Книга, смелая книга, обличающая самодержавие, написана с посвящением Алексею Кутузову. Над автором книги учинена жестокая расправа, над тем, кому она посвящена, установлена слежка, возбуждено преследование.
И, как ни тяжело было это осознавать теперь, Радищев гордился тем, что он первый проложил дорогу смельчакам, не побоялся ни осмеяния, ни ожесточения, ни даже самой смерти, грозившей ему за изобличительное и гневное сочинение.

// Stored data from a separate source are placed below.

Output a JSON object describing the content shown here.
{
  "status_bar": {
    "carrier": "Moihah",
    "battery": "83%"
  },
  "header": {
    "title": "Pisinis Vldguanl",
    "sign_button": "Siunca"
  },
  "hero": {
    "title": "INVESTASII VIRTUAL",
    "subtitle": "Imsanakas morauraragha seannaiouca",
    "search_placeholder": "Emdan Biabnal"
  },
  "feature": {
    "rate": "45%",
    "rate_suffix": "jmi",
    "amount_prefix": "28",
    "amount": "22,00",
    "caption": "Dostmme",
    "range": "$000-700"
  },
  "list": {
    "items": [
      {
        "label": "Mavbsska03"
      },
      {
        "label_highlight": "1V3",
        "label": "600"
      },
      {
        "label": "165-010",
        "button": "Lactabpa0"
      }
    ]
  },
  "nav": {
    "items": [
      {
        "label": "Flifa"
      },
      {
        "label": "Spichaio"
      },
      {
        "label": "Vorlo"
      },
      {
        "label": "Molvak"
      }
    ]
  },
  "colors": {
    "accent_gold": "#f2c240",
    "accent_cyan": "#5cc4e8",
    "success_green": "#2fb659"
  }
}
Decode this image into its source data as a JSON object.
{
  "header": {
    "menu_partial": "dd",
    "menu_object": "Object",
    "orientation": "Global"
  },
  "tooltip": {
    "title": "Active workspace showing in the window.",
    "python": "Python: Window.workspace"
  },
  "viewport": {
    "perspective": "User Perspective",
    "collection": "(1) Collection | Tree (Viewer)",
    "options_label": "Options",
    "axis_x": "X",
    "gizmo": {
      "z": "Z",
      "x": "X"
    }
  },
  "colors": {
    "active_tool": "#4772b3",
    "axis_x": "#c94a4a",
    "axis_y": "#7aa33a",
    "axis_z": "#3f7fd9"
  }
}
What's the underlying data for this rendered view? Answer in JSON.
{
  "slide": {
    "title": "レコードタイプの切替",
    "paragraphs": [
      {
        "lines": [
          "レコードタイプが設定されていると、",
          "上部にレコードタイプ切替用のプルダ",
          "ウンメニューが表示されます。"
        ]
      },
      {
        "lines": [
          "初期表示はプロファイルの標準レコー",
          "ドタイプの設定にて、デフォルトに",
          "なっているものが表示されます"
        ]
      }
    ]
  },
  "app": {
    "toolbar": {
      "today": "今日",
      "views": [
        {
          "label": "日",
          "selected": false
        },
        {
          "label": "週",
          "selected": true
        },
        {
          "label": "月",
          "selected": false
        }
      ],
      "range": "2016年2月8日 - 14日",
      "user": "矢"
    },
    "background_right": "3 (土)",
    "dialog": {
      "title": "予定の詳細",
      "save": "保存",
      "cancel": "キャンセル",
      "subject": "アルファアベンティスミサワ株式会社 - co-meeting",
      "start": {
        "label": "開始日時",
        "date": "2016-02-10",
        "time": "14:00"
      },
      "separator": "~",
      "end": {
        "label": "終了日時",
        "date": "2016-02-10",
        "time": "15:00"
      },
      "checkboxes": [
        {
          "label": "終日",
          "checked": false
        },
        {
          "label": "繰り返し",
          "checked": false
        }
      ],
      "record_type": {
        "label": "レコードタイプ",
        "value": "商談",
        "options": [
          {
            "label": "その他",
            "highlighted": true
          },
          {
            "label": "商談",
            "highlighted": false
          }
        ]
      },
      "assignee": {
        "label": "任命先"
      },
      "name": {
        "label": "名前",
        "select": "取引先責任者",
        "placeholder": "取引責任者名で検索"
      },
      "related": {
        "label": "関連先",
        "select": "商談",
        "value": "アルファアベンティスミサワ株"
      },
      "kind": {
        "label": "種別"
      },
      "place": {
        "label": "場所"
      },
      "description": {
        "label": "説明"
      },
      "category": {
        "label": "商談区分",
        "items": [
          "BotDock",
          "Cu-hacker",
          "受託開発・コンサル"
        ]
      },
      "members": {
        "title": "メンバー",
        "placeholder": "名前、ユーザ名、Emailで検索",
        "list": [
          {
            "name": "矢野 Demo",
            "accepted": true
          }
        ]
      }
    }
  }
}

«Могучая мысль человека должна всегда пройти через горнило страдания, — вспомнились Александру Николаевичу чьи-то слова, импонировавшие в эту минуту его внутреннему состоянию. Радищев вздохнул и продолжал дочитывать письмо.
«…Я, мой друг, слава богу, телом здоров; теперь ещё в Берлине; ежели обстоятельства не воспрепятствуют, то хочется мне будущим летом ехать в Англию и оттуда водою в Петербург; в Петербурге пробыв несколько, ехать в мою деревню и там проводить остаток дней моих, посвятив себя уединению. Прости, сердечный мой друг, люби меня и будь уверен, что дружба моя к тебе ничем и никак не уменьшится. Дай боже тебе душевного и телесного здоровья. Превозмогай твои обстоятельства и помни, что ты человек».
— Да, человек! — повторил Радищев, — не ищущий вожделенного уединения, а бунтарь, идущий наперекор всему, что ненавистно, и утоляющий жажду в борьбе, в поисках новых путей для благоденствия народа!
«Как можно человеку быть одному, быть пустынником в природе и обществе», — осудительно подумал Радищев о Кутузове и отверг его желание посвятить себя уединению.
— Да, человек! — ещё громче повторил Александр Николаевич. — Великий не своим чувством, а сочувствием к угнетённому народу!
Письмо Алексея Кутузова только лишний раз подсказало ему, как нужно было его соотечественникам философское сочинение «О человеке, его смертности и бессмертии», наносящее удар идейным противникам, тлетворно действующим на русские умы. Это будет и его ответ берлинскому другу.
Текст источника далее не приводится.